Se mi avessero detto, anche cinque anni fa, che Campobasso sarebbe stata governata dal Movimento Cinque Stelle e che a Termoli la Lega avrebbe avuto un indubbio successo elettorale avrei pensato agli effetti di qualcosa di simile al grande caldo di questi giorni; scherzi a parte il dato di analisi di queste elezioni amministrative in Molise assume toni e rilievo nazionale e carattere di novità assoluta. Procediamo per gradi. Quello che è successo a Campobasso è una vera e propria rivoluzione: unico comune capoluogo, dei 15 arrivati al secondo turno, a vedere il M5Stelle al ballottaggio e poi vincente, crollo in verticale, in ambo i comuni maggiori, della coalizione precedentemente al governo e, a Campobasso, squadra di governo monocolore, come non accadeva dai tempi della Democrazia Cristiana. Per l’elettorato locale, notoriamente sonnacchioso e stagnante, una ‘botta’ non indifferente e tale da far accendere i riflettori delle cronache politiche nazionali sulla città.
Sia a Campobasso che Termoli, quindi, l’elettorato ha scelto di cambiare e lo ha fatto con un suffragio ampio, che nel capoluogo di regione ha assunto i numeri di un vero e proprio plebiscito. Non sfuggirà agli occhi di chi si occupa di politica come a Palazzo San Giorgio ci saranno due squadre dalla conformazione differente: la maggioranza sarà composta in larghissima parte da nomi nuovi, mentre le opposizioni si affideranno all’esperienza, visto che ben 9 consiglieri su dodici erano già condomini del palazzo di città.
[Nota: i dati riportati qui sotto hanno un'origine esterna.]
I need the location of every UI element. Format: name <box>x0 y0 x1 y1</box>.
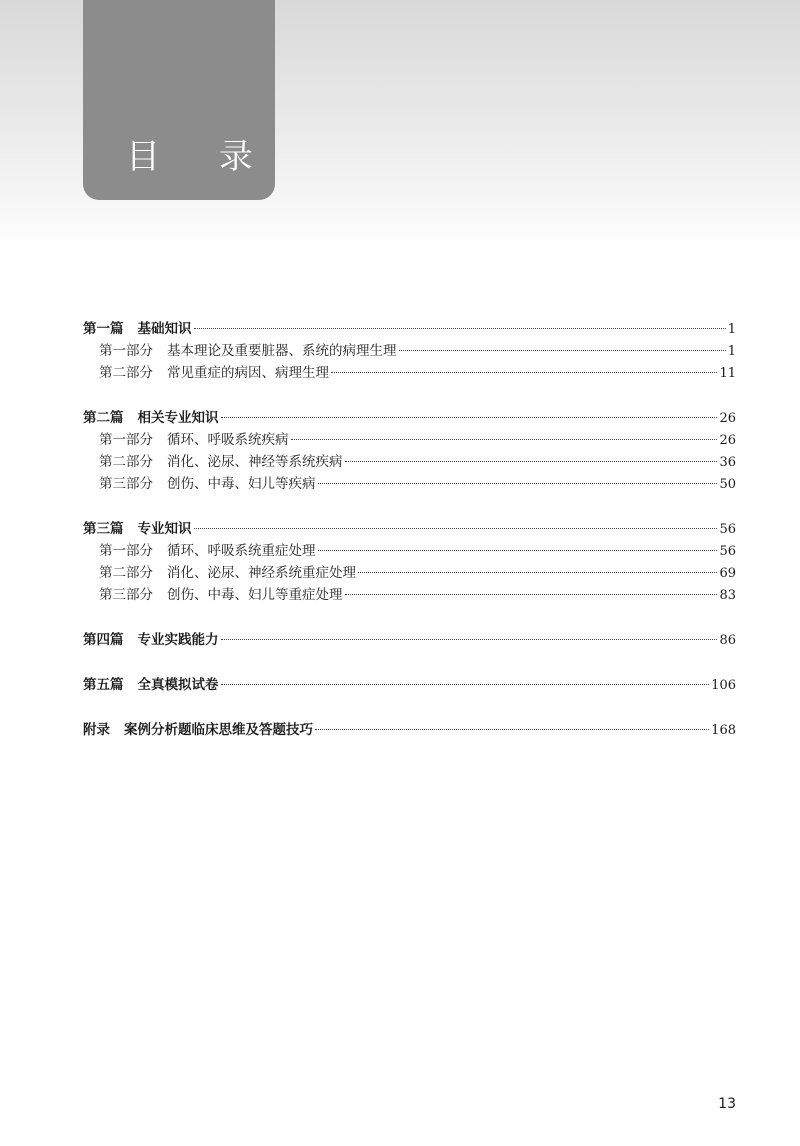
appendix-title: 案例分析题临床思维及答题技巧 <box>124 722 313 738</box>
dot-leader <box>345 461 718 462</box>
toc-part-4 <box>83 629 736 651</box>
toc-appendix <box>83 719 736 741</box>
toc-appendix-entry[interactable] <box>83 719 736 741</box>
section-title: 循环、呼吸系统疾病 <box>167 432 289 448</box>
page-title: 目 录 <box>126 137 277 177</box>
part-number: 第一篇 <box>83 321 124 337</box>
dot-leader <box>318 483 718 484</box>
page-ref: 36 <box>719 455 736 470</box>
part-title: 全真模拟试卷 <box>137 677 219 693</box>
toc-section-entry[interactable] <box>83 473 736 495</box>
page-ref: 56 <box>719 544 736 559</box>
dot-leader <box>221 684 710 685</box>
section-title: 基本理论及重要脏器、系统的病理生理 <box>167 343 397 359</box>
part-number: 第四篇 <box>83 632 124 648</box>
section-number: 第三部分 <box>99 587 153 603</box>
page-ref: 26 <box>719 433 736 448</box>
toc-section-entry[interactable] <box>83 340 736 362</box>
section-title: 常见重症的病因、病理生理 <box>167 365 329 381</box>
appendix-label: 附录 <box>83 722 110 738</box>
dot-leader <box>358 572 717 573</box>
section-number: 第一部分 <box>99 543 153 559</box>
dot-leader <box>399 350 726 351</box>
toc-section-entry[interactable] <box>83 362 736 384</box>
dot-leader <box>318 550 718 551</box>
page-ref: 86 <box>719 633 736 648</box>
toc-section-entry[interactable] <box>83 540 736 562</box>
section-number: 第二部分 <box>99 454 153 470</box>
toc-section-entry[interactable] <box>83 584 736 606</box>
page-ref: 11 <box>719 366 736 381</box>
toc-part-entry[interactable] <box>83 318 736 340</box>
toc-part-entry[interactable] <box>83 518 736 540</box>
page-ref: 69 <box>719 566 736 581</box>
page-number: 13 <box>718 1096 736 1112</box>
toc-part-2 <box>83 407 736 495</box>
toc-section-entry[interactable] <box>83 562 736 584</box>
toc-part-entry[interactable] <box>83 629 736 651</box>
page-ref: 1 <box>727 322 736 337</box>
toc-part-3 <box>83 518 736 606</box>
part-number: 第二篇 <box>83 410 124 426</box>
section-number: 第三部分 <box>99 476 153 492</box>
dot-leader <box>221 639 718 640</box>
dot-leader <box>315 729 709 730</box>
section-title: 创伤、中毒、妇儿等疾病 <box>167 476 316 492</box>
page-ref: 26 <box>719 411 736 426</box>
section-title: 消化、泌尿、神经等系统疾病 <box>167 454 343 470</box>
page-ref: 168 <box>711 723 736 738</box>
toc-part-5 <box>83 674 736 696</box>
dot-leader <box>194 528 718 529</box>
part-title: 专业知识 <box>137 521 192 537</box>
section-number: 第二部分 <box>99 565 153 581</box>
page-ref: 56 <box>719 522 736 537</box>
toc-part-entry[interactable] <box>83 407 736 429</box>
section-title: 循环、呼吸系统重症处理 <box>167 543 316 559</box>
dot-leader <box>194 328 726 329</box>
toc-part-1 <box>83 318 736 384</box>
section-title: 创伤、中毒、妇儿等重症处理 <box>167 587 343 603</box>
part-number: 第五篇 <box>83 677 124 693</box>
toc-part-entry[interactable] <box>83 674 736 696</box>
page-ref: 83 <box>719 588 736 603</box>
page-ref: 1 <box>727 344 736 359</box>
part-title: 专业实践能力 <box>137 632 219 648</box>
section-title: 消化、泌尿、神经系统重症处理 <box>167 565 356 581</box>
dot-leader <box>291 439 718 440</box>
section-number: 第一部分 <box>99 432 153 448</box>
part-title: 相关专业知识 <box>137 410 219 426</box>
dot-leader <box>221 417 718 418</box>
toc-section-entry[interactable] <box>83 429 736 451</box>
toc-section-entry[interactable] <box>83 451 736 473</box>
table-of-contents <box>83 318 736 764</box>
section-number: 第一部分 <box>99 343 153 359</box>
dot-leader <box>331 372 717 373</box>
dot-leader <box>345 594 718 595</box>
page-ref: 50 <box>719 477 736 492</box>
part-title: 基础知识 <box>137 321 192 337</box>
page-ref: 106 <box>711 678 736 693</box>
part-number: 第三篇 <box>83 521 124 537</box>
section-number: 第二部分 <box>99 365 153 381</box>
I neo sindaci, invece, erano già consiglieri, entrambi di opposizione, nella precedente legislatura; come dire che i molisani hanno voluto cambiare, ma fidandosi di chi già conoscevano.
Dire quali saranno gli elementi di novità è certamente presto; ma Gravina, ad esempio, ha annunciato una giunta che all’inizio sarà snella, a quattro con un tecnico, a differenza di quelle ‘dispersive’ con otto o nove assessori e che subito si attiverà per l’abbattimento dell’ex-hotel Roxy e per la manutenzione del verde cittadino.
Le aspettative sono alte in ambo le città: per Gravina e Roberti e le rispettive squadre una grande responsabilità, ma anche enormi opportunità per dare un nuovo corso alla politica locale.